Within seconds they were lying on the ground, moaning in pain. I grabbed one of the guns laying in the mud and ran, not waiting for the wide-eyed throng of onlookers to try to stop me. 
I tore the shredded skirt off my hips as I pounded through the mud, dodging livestock and hover-pods, vendors’ carts and pedestrians. Rage lent my legs wings as I ran in the opposite direction of my dreams, my hopes, my carefully planned future. But not even I could outrun a hover-pod.
It roared up behind me like the fires of hell, prompting the people in front of me to get themselves and their property off the street. It curved around me and thrummed to a halt. But instead of the expected incensed wall of cops, it was the blue-eyed stranger I’d warned away from Moore, looking at me over the edge of his roofless pod. I bumped to a halt against the pod’s hull and pointed my gun at the man, baring my teeth. Sirens began to wail in the background. 
“Hop on,” he said urgently, patting the seat beside him, unimpressed by my gun or human fangs. I growled at him, hesitating. 

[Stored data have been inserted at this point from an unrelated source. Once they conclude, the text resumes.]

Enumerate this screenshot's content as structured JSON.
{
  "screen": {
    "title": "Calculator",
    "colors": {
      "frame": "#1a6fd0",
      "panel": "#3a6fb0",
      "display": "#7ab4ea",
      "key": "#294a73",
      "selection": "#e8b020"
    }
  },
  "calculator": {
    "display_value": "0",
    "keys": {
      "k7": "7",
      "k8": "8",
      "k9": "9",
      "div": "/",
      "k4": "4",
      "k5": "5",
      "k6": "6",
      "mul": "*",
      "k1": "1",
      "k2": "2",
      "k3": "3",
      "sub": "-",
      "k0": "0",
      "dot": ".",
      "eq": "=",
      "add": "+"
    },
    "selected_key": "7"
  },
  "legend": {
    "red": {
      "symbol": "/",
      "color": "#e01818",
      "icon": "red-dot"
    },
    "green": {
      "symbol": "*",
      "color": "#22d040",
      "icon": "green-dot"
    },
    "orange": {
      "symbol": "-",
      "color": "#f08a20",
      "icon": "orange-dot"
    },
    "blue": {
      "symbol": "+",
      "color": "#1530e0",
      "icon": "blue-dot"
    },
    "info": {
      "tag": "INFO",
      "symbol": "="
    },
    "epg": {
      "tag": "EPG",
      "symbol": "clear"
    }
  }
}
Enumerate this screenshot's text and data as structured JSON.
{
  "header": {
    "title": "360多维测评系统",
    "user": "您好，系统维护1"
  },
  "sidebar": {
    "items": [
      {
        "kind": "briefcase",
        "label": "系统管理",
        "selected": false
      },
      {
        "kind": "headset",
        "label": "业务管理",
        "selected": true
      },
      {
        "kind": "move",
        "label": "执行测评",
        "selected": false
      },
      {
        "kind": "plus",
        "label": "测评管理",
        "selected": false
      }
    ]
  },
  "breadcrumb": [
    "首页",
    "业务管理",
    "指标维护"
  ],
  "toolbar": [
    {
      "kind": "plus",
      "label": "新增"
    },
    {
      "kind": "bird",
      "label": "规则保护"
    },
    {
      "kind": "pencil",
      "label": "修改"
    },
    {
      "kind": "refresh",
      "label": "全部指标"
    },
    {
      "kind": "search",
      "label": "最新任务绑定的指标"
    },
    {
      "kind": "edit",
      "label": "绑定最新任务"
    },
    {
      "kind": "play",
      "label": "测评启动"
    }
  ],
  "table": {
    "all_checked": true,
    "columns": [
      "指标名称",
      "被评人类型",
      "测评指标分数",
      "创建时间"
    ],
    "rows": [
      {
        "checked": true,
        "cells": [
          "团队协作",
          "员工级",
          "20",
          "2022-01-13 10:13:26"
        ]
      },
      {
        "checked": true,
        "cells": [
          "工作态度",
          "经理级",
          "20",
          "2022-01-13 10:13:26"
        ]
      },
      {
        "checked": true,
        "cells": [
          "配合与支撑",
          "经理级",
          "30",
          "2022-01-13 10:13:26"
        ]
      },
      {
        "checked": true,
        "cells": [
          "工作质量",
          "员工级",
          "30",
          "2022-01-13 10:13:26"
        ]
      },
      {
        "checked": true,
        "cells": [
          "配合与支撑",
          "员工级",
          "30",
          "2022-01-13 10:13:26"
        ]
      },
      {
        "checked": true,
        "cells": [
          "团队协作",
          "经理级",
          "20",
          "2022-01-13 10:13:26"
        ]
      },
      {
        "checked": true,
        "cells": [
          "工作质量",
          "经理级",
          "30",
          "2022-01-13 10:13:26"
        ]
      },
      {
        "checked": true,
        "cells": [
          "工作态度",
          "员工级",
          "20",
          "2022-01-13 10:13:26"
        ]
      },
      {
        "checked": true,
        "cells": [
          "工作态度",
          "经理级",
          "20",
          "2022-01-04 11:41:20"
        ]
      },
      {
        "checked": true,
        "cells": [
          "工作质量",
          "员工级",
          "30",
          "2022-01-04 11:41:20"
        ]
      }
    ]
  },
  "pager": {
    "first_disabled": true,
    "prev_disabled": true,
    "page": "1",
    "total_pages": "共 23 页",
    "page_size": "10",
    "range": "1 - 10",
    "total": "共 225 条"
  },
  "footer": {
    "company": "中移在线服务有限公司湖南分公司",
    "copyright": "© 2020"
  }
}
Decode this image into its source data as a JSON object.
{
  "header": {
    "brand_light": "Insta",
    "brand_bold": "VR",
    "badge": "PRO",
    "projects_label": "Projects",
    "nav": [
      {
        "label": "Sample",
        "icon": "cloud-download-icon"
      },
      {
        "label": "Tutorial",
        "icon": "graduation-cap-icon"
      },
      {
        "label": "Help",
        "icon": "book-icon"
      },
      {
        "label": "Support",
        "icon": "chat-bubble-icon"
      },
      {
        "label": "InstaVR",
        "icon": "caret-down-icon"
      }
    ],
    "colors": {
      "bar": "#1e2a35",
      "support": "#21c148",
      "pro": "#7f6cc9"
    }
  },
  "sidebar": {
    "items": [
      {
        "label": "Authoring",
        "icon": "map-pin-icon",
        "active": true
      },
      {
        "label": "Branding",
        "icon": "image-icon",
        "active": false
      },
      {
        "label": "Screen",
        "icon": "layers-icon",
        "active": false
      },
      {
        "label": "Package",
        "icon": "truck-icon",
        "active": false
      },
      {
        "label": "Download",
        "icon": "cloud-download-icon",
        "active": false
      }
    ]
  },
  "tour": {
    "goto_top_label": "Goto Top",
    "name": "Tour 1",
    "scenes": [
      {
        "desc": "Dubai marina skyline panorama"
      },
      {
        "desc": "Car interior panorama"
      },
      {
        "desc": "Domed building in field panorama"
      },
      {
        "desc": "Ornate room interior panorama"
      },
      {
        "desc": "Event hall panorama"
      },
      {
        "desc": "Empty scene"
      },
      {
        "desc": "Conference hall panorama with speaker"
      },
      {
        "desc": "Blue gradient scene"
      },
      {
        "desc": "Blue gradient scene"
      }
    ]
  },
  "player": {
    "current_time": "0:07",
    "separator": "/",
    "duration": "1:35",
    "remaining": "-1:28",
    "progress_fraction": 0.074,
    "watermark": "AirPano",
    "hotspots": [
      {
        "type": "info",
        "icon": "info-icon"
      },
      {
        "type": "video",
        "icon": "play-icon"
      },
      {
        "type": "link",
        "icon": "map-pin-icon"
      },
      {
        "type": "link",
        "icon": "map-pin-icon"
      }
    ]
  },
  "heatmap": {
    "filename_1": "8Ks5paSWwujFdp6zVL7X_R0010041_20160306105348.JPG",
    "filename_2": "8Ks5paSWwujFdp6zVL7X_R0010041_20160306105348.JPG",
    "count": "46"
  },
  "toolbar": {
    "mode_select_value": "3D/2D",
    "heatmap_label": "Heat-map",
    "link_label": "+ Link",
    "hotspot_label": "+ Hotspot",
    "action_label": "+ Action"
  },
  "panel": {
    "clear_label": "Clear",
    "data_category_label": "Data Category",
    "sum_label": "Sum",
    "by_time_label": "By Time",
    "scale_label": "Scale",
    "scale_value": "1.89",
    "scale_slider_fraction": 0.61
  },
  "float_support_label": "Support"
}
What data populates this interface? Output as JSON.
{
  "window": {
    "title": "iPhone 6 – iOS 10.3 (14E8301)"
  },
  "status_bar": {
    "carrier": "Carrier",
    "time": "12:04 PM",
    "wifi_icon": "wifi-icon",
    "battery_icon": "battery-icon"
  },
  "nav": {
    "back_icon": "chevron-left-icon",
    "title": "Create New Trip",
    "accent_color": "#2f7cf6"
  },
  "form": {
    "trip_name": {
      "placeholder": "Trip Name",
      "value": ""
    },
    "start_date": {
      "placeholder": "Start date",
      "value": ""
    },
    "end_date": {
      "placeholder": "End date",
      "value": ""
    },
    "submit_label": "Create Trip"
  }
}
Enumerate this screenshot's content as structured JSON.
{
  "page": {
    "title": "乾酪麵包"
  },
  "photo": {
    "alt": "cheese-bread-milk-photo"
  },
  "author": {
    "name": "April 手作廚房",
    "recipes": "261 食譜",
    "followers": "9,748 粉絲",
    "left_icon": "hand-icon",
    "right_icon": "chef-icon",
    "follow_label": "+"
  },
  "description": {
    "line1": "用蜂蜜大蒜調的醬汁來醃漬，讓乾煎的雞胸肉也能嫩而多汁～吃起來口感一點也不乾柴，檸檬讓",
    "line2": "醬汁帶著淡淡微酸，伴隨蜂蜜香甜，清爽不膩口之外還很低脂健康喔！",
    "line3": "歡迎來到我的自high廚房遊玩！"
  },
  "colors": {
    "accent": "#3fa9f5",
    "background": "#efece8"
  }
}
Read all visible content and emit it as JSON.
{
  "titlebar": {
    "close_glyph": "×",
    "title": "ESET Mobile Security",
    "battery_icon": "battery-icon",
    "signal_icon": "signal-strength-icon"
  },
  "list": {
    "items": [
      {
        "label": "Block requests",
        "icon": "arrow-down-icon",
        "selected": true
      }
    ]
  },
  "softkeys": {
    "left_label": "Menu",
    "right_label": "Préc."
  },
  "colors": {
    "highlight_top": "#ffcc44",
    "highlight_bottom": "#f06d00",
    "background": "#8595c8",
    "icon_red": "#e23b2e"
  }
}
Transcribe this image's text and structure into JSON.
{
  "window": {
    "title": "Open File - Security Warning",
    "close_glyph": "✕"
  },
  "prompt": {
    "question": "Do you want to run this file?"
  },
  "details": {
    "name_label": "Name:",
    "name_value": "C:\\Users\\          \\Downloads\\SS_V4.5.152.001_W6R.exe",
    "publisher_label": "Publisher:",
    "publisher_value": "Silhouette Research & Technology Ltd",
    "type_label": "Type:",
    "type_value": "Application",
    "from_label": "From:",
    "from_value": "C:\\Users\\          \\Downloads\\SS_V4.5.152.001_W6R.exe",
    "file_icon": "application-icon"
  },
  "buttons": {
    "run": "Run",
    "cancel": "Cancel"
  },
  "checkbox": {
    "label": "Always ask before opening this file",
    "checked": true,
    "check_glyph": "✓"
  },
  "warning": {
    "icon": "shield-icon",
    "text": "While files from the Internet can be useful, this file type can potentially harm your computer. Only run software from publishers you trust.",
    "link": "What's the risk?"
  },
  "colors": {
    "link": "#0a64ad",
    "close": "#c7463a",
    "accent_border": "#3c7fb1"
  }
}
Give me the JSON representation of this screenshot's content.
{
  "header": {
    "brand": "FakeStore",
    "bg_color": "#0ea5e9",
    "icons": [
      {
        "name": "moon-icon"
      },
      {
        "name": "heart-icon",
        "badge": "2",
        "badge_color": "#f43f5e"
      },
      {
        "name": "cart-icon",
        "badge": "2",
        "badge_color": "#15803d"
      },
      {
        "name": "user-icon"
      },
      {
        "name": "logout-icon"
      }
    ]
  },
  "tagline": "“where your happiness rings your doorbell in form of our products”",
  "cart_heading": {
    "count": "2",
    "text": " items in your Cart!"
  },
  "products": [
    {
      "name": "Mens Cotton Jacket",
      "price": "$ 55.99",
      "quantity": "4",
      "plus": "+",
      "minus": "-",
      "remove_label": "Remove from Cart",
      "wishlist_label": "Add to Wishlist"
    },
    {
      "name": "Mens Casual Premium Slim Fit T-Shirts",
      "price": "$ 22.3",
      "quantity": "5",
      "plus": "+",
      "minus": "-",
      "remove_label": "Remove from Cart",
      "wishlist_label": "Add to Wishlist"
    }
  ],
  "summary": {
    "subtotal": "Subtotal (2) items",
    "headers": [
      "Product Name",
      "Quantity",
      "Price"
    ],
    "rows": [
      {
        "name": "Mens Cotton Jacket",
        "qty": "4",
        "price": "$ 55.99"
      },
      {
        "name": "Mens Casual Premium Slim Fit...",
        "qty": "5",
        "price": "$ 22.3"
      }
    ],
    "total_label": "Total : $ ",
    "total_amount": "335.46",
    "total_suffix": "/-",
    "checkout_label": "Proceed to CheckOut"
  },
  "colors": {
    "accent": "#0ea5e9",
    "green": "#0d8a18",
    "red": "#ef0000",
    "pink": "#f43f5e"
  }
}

“I’m not going to wait for the cavalry to arrive,” he said. “You have five… four…” He leaned back in his seat indifferently, awaiting my decision.  
He might want to capture us and reap a reward, Sam warned, or he’s in league with Moore and wants to catch us for him.
Thanks, Captain Obvious, I said. Now how about a useful comment?
Shutting up now, Sam said. She knew better than to distract me in these situations. I might be intelligent - for a wolf - and able to follow reason and logic to a certain degree, but multi-tasking was not my forte.
“Three.” He was still watching us, a slight frown bunching his brows.
I took a deep breath and caught the man’s scent. He smelled of dust, space-craft, curiosity and lemonade. A nice mix, without malice. The sirens grew louder and they were coming from several different directions. 
“Two.” 
It was either him or a whole armada.
“One.“ 
I lowered the gun, vaulted on board and my maybe-savior hit the accelerator. I kept a close eye on the stranger and an even tighter hold on my gun as he steered the hover-pod through streets that grew smaller and more narrow with every twist and turn. I could feel Sam nudging at the back of my awareness, asking me to relinquish my animalistic control and let her do the talking. If all he wanted to do was talk, it would make sense to let her take over again. Reason and rationality were her forte. But I wasn’t quite ready yet. This man was hard to figure out and I was better equipped to deal with him efficiently. I wouldn’t hesitate to break him, whereas Sam - while physically just as capable of kicking people’s asses - would think of the consequences first and act second. That split second could mean the difference between freedom or death.
He knows his way around the city, Sam said, still as suspicious as me. Maybe he’s taking us to Moore’s personal underground HQ. 
At least he’s trying to stay away from the cops, I said. Whenever the sirens got too close, he whipped into smaller side streets, heading away from them.
“Where are we going?” I asked. 
“Nowhere in particular, yet,” he answered. He kept throwing me quick glances, as if he wasn’t quite sure why he’d picked me up, either. “We need to shake your pursuers, first.”
He seemed genuine. Fine. Your go, Sam.